Berkeley researchers use genomics to unravel India’s past

India is the most populous country in the world, home to 1.5 billion people and more than 5,000 anthropologically well-defined ethno-linguistic and religious groups. However, Indian genomes have been largely left out of the conversation of human history.

Researchers at UC Berkeley in Priya Moorjani’s lab were interested in examining questions related to India’s genomic history. They worked with LASI-DAD, the Longitudinal Aging Study in India – Diagnostic Assessment of Dementia, which is a comprehensive population-based prospective cohort study that collected nationally representative genomic data from Indians.

The genomics analysis, part of the umbrella survey of aging and age-associated diseases in India, is the “largest Indian genetics [study] when it comes to whole genome sequences,” says Moorjani. This dataset has allowed Elise Kerdoncuff and Laurits Skov, postdocs in the lab, to explore and answer questions about Indian population history.

Using 2,762 high-coverage genomes from India which included individuals from most geographic regions, speakers of all major languages, and communities, the Moorjani lab’s research confirmed previous work that showed several main genetic groups in India. These groups are the Ancestral Northern Indians closely related to West Eurasians, and the Ancestral Southern Indian group which is not closely related to any present day population. Using computational models of different ancestries and seeking the best match, they confirmed that most Indians’ ancestry comes from three main sources: Steppe pastoralists, Iranian farmers, and South Asian hunter-gatherers.

Curious about the source of the Iranian farmer-related ancestry, the lab used statistical tools on fifteen ancient groups’ genomic information from the Neolithic to Iron Age to try and match the source. They found that ancient DNA from the 4th millennium BC Sarazm, an ancient Early Bronze Age settlement site in Tajikistan, best matched.An illustration of a DNA strand surrounded by faces.

According to Kerdoncuff, when they reached out to  experts from other disciples to confirm their findings they found the archeologists “were not surprised at all” by this revelation. There have been well documented trade routes between Sarazm—located in what is today north-western Tajikistan—and South Asia in archaeological studies. Even more impressive is that one of the individuals found in Sarazm, where the ancient human DNA sample was acquired, had shell bangles that are materially and stylistically similar  to ones found at Neolithic sites in India, genetically and archaeologically confirming this ancestry.
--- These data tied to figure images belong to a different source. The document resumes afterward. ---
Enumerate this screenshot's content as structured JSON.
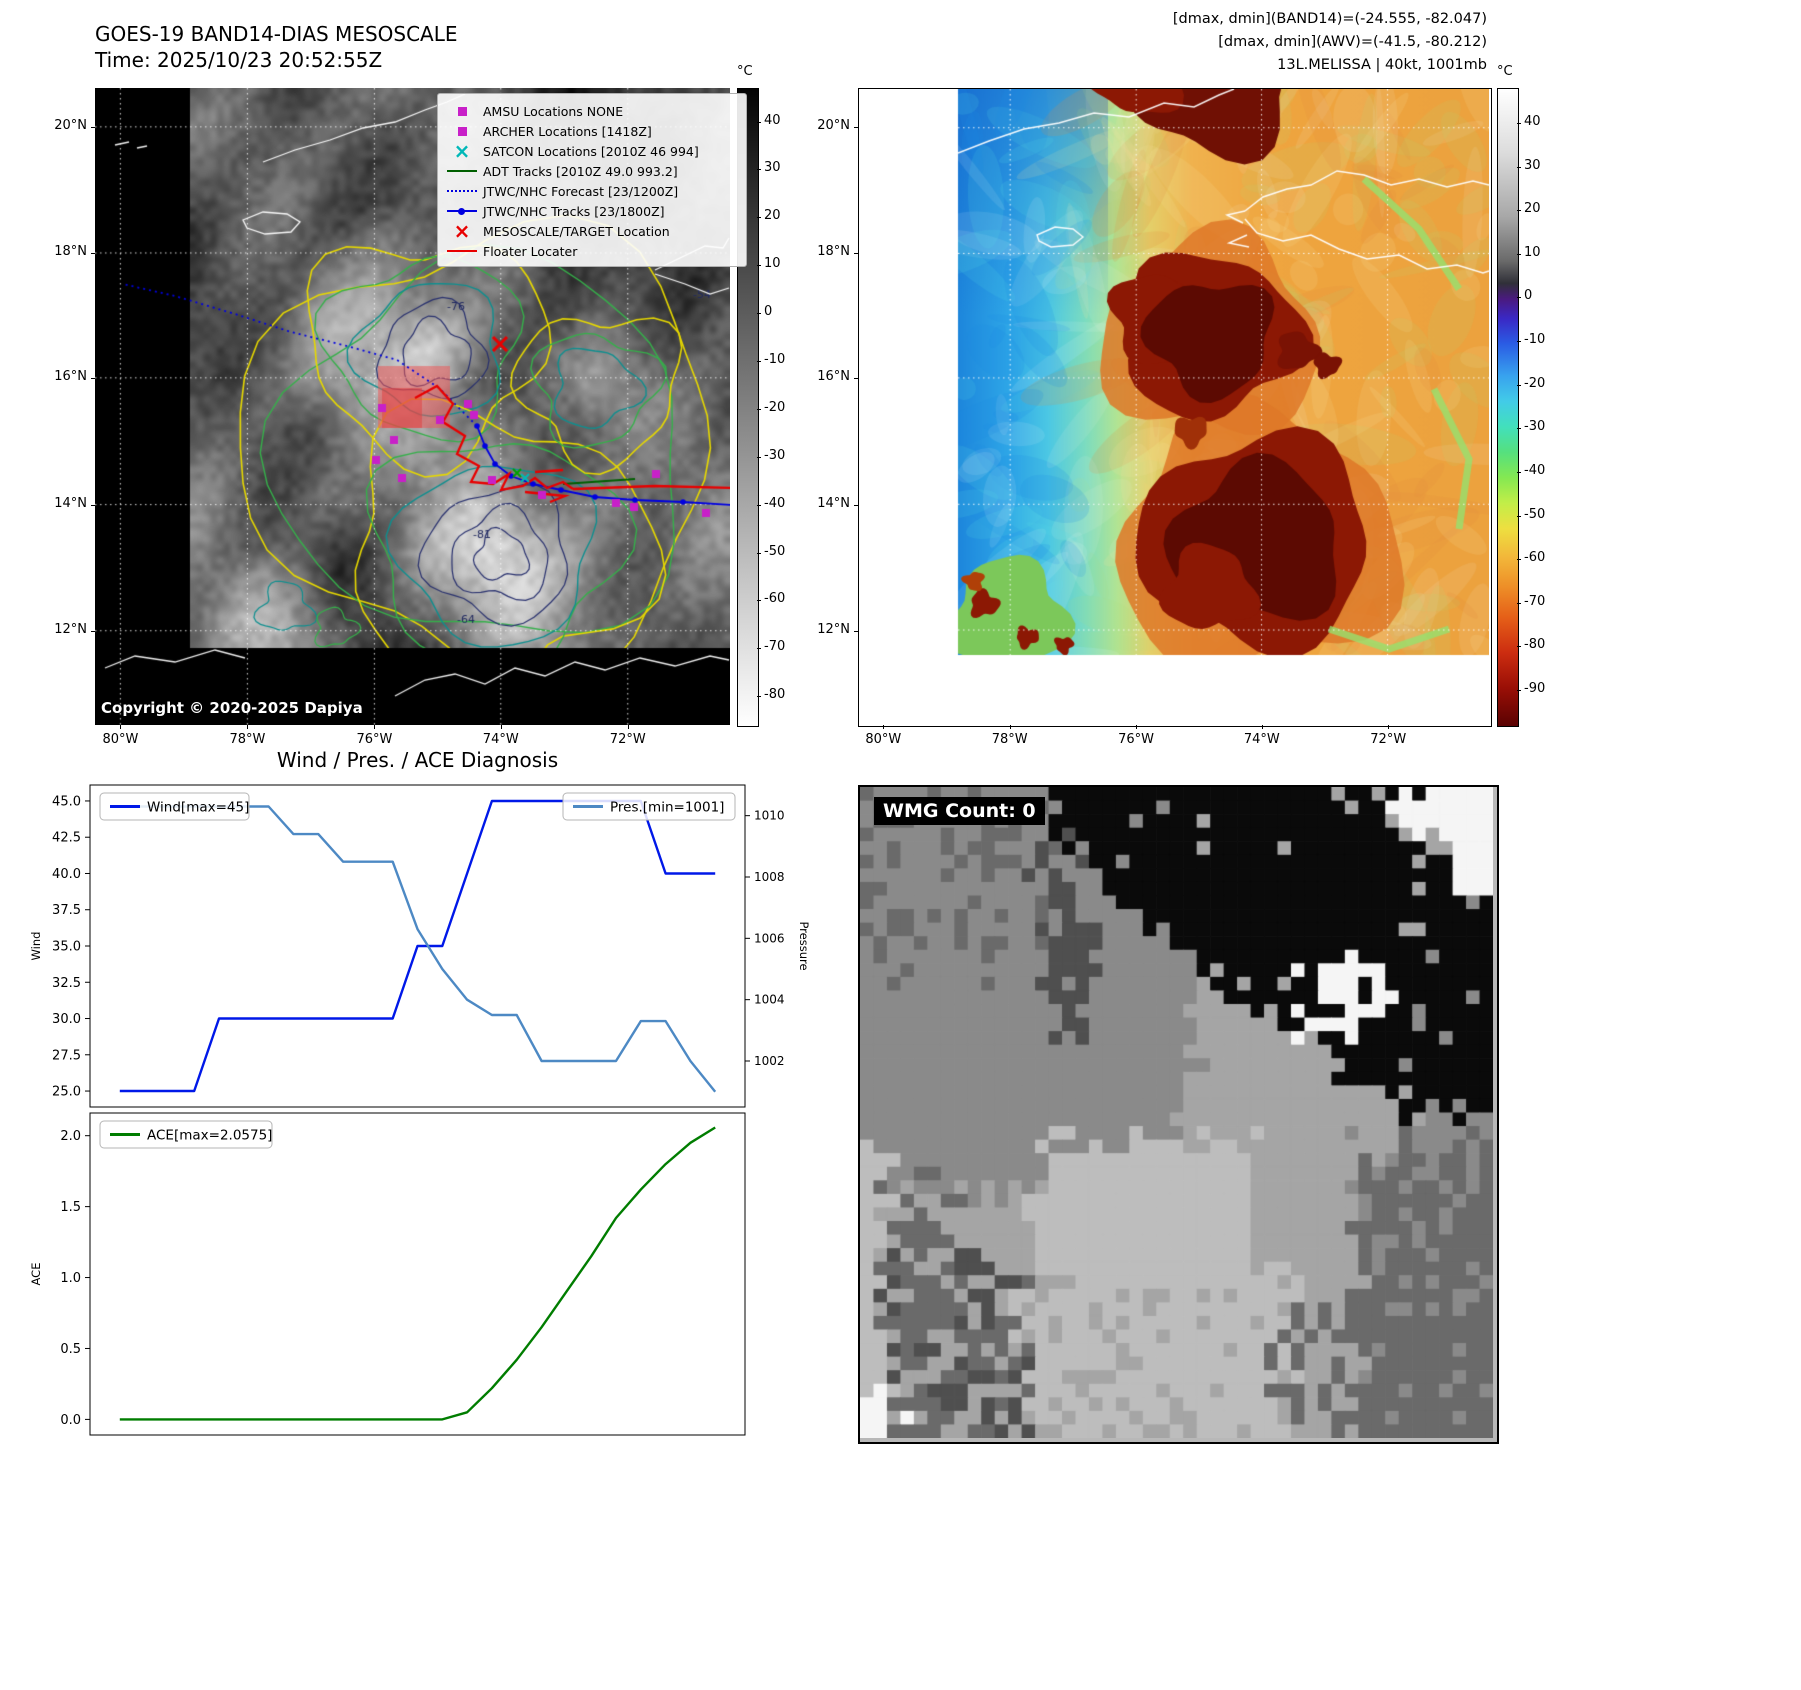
{
  "band14": {
    "title": "GOES-19 BAND14-DIAS MESOSCALE",
    "time": "Time: 2025/10/23 20:52:55Z",
    "copyright": "Copyright © 2020-2025 Dapiya",
    "colorbar_unit": "°C",
    "colorbar_ticks": [
      "40",
      "30",
      "20",
      "10",
      "0",
      "-10",
      "-20",
      "-30",
      "-40",
      "-50",
      "-60",
      "-70",
      "-80"
    ],
    "lon_ticks": [
      "80°W",
      "78°W",
      "76°W",
      "74°W",
      "72°W"
    ],
    "lat_ticks": [
      "20°N",
      "18°N",
      "16°N",
      "14°N",
      "12°N"
    ],
    "contour_labels": [
      "-76",
      "-54",
      "-81",
      "-64"
    ],
    "legend_items": [
      {
        "label": "AMSU Locations NONE",
        "marker": "square",
        "color": "#c820c8"
      },
      {
        "label": "ARCHER Locations [1418Z]",
        "marker": "square",
        "color": "#c820c8"
      },
      {
        "label": "SATCON Locations [2010Z 46 994]",
        "marker": "x",
        "color": "#00b8b8"
      },
      {
        "label": "ADT Tracks [2010Z 49.0 993.2]",
        "marker": "line",
        "color": "#005f00"
      },
      {
        "label": "JTWC/NHC Forecast [23/1200Z]",
        "marker": "dotted",
        "color": "#0000e0"
      },
      {
        "label": "JTWC/NHC Tracks [23/1800Z]",
        "marker": "line-dot",
        "color": "#0000e0"
      },
      {
        "label": "MESOSCALE/TARGET Location",
        "marker": "x",
        "color": "#e80000"
      },
      {
        "label": "Floater Locater",
        "marker": "line",
        "color": "#e80000"
      }
    ]
  },
  "awv": {
    "header_lines": [
      "[dmax, dmin](BAND14)=(-24.555, -82.047)",
      "[dmax, dmin](AWV)=(-41.5, -80.212)",
      "13L.MELISSA | 40kt, 1001mb"
    ],
    "colorbar_unit": "°C",
    "colorbar_ticks": [
      "40",
      "30",
      "20",
      "10",
      "0",
      "-10",
      "-20",
      "-30",
      "-40",
      "-50",
      "-60",
      "-70",
      "-80",
      "-90"
    ],
    "lon_ticks": [
      "80°W",
      "78°W",
      "76°W",
      "74°W",
      "72°W"
    ],
    "lat_ticks": [
      "20°N",
      "18°N",
      "16°N",
      "14°N",
      "12°N"
    ]
  },
  "diagnosis": {
    "title": "Wind / Pres. / ACE Diagnosis"
  },
  "wmg": {
    "label": "WMG Count: 0"
  },
  "chart_data": [
    {
      "type": "line",
      "title": "Wind / Pres. / ACE Diagnosis",
      "x": [
        0,
        1,
        2,
        3,
        4,
        5,
        6,
        7,
        8,
        9,
        10,
        11,
        12,
        13,
        14,
        15,
        16,
        17,
        18,
        19,
        20,
        21,
        22,
        23,
        24
      ],
      "series": [
        {
          "name": "Wind[max=45]",
          "axis": "left",
          "color": "#0018e8",
          "values": [
            25,
            25,
            25,
            25,
            30,
            30,
            30,
            30,
            30,
            30,
            30,
            30,
            35,
            35,
            40,
            45,
            45,
            45,
            45,
            45,
            45,
            45,
            40,
            40,
            40
          ]
        },
        {
          "name": "Pres.[min=1001]",
          "axis": "right",
          "color": "#4d89c4",
          "values": [
            1010.3,
            1010.3,
            1010.3,
            1010.3,
            1010.3,
            1010.3,
            1010.3,
            1009.4,
            1009.4,
            1008.5,
            1008.5,
            1008.5,
            1006.3,
            1005.0,
            1004.0,
            1003.5,
            1003.5,
            1002.0,
            1002.0,
            1002.0,
            1002.0,
            1003.3,
            1003.3,
            1002.0,
            1001.0
          ]
        }
      ],
      "ylabel_left": "Wind",
      "ylabel_right": "Pressure",
      "yticks_left": [
        "45.0",
        "42.5",
        "40.0",
        "37.5",
        "35.0",
        "32.5",
        "30.0",
        "27.5",
        "25.0"
      ],
      "yticks_right": [
        "1010",
        "1008",
        "1006",
        "1004",
        "1002"
      ],
      "ylim_left": [
        23.9,
        46.1
      ],
      "ylim_right": [
        1000.5,
        1011.0
      ],
      "legend_position": "top",
      "grid": false
    },
    {
      "type": "line",
      "title": "",
      "x": [
        0,
        1,
        2,
        3,
        4,
        5,
        6,
        7,
        8,
        9,
        10,
        11,
        12,
        13,
        14,
        15,
        16,
        17,
        18,
        19,
        20,
        21,
        22,
        23,
        24
      ],
      "series": [
        {
          "name": "ACE[max=2.0575]",
          "axis": "left",
          "color": "#007d00",
          "values": [
            0,
            0,
            0,
            0,
            0,
            0,
            0,
            0,
            0,
            0,
            0,
            0,
            0,
            0,
            0.05,
            0.22,
            0.42,
            0.65,
            0.9,
            1.15,
            1.42,
            1.62,
            1.8,
            1.95,
            2.0575
          ]
        }
      ],
      "ylabel_left": "ACE",
      "yticks_left": [
        "2.0",
        "1.5",
        "1.0",
        "0.5",
        "0.0"
      ],
      "ylim_left": [
        -0.11,
        2.16
      ],
      "legend_position": "top-left",
      "grid": false
    }
  ]
}
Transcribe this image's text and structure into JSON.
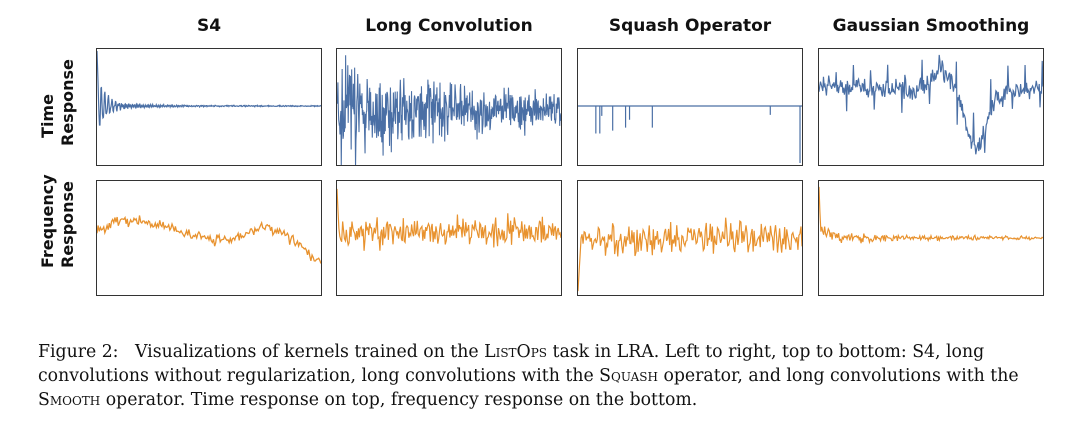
{
  "figure": {
    "columns": [
      "S4",
      "Long Convolution",
      "Squash Operator",
      "Gaussian Smoothing"
    ],
    "rows": [
      [
        "Time",
        "Response"
      ],
      [
        "Frequency",
        "Response"
      ]
    ],
    "colors": {
      "time": "#4a6fa5",
      "frequency": "#e8922e",
      "frame": "#333333"
    }
  },
  "caption": {
    "label": "Figure 2:",
    "part1": "Visualizations of kernels trained on the ",
    "listops": "ListOps",
    "part2": " task in LRA. Left to right, top to bottom: S4, long convolutions without regularization, long convolutions with the ",
    "squash": "Squash",
    "part3": " operator, and long convolutions with the ",
    "smooth": "Smooth",
    "part4": " operator. Time response on top, frequency response on the bottom."
  }
}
One of the questions the authors were interested in answering was looking to see if there was evidence of multiple waves of migration from Africa to India and to see if in “the same wave, people went to Europe and to South Asia” according to Kerdoncuff. By measuring the separation time of Indians and sub-Saharans, they calculated the most recent common ancestor between Indians and sub-Saharan Africans, finding that it was about 54,000 years ago. This matches a similar timeline as Europeans and East Asians which further supports that a single major migration from Africa likely occurred.

They were also interested in looking for archaic DNA and interbreeding between ancestral Indian populations and Neanderthals and Denisovans. Using a tool developed by Laurits Skov they hunted for Neanderthal and Denisovan DNA segments in these Indian genomes. They were able to recover “more variable segments of Neanderthals in South Asia compared to other populations” according to Kerdoncuff. This is substantial given that each Indian genome does not have more Neanderthal DNA when compared to other non-African genomes, still around 1.5% per individual, but that the diverse data set allowed them to find many previously unknown segments.

In a previous similar study led by Laurits Skov, 27,000 Icelandic individuals were used compared to the Indian study of 2,700 individuals. However, this study was able to reconstruct 1.6Gb of the Neanderthals DNA from present-day Indians, that is 50% more despite ten times smaller sample size of the Icelandic study.

“This shows you how the complex evolutionary history of India including recent mixing and founder events has shaped the genetic variation and legacy of archaic ancestry in present-day Indians ,” Moorjani notes. Kerdoncuff believes this showcases the importance of generating unique data sets and including more individuals from underrepresented populations.

Current databases of human genetic information such as 1000 Genomes, All of US, and UK biobank are European ancestry centric. There have been calls to diversify these databases as this has not only implications for ancestry, but also for health. Kerdoncuff also found that due to recent founder events there is increased homozygosity in the Indian genomes, this can have health implications as this predicts a high burden of deleterious variants and increased risk of recessive diseases.

Studying these diverse datasets lets researchers not only unravel our shared human history but allows for more personalized healthcare. If the datasets available are primarily caucasian, this means the genetic impact on health will be poorly understood or not applicable to large parts of the world. Kerdoncuff stresses the importance of pushing for more diverse data sets to be used in human genetics: “It’s really important to study diverse [and] understudied populations, for them, of course, but also for all of us.”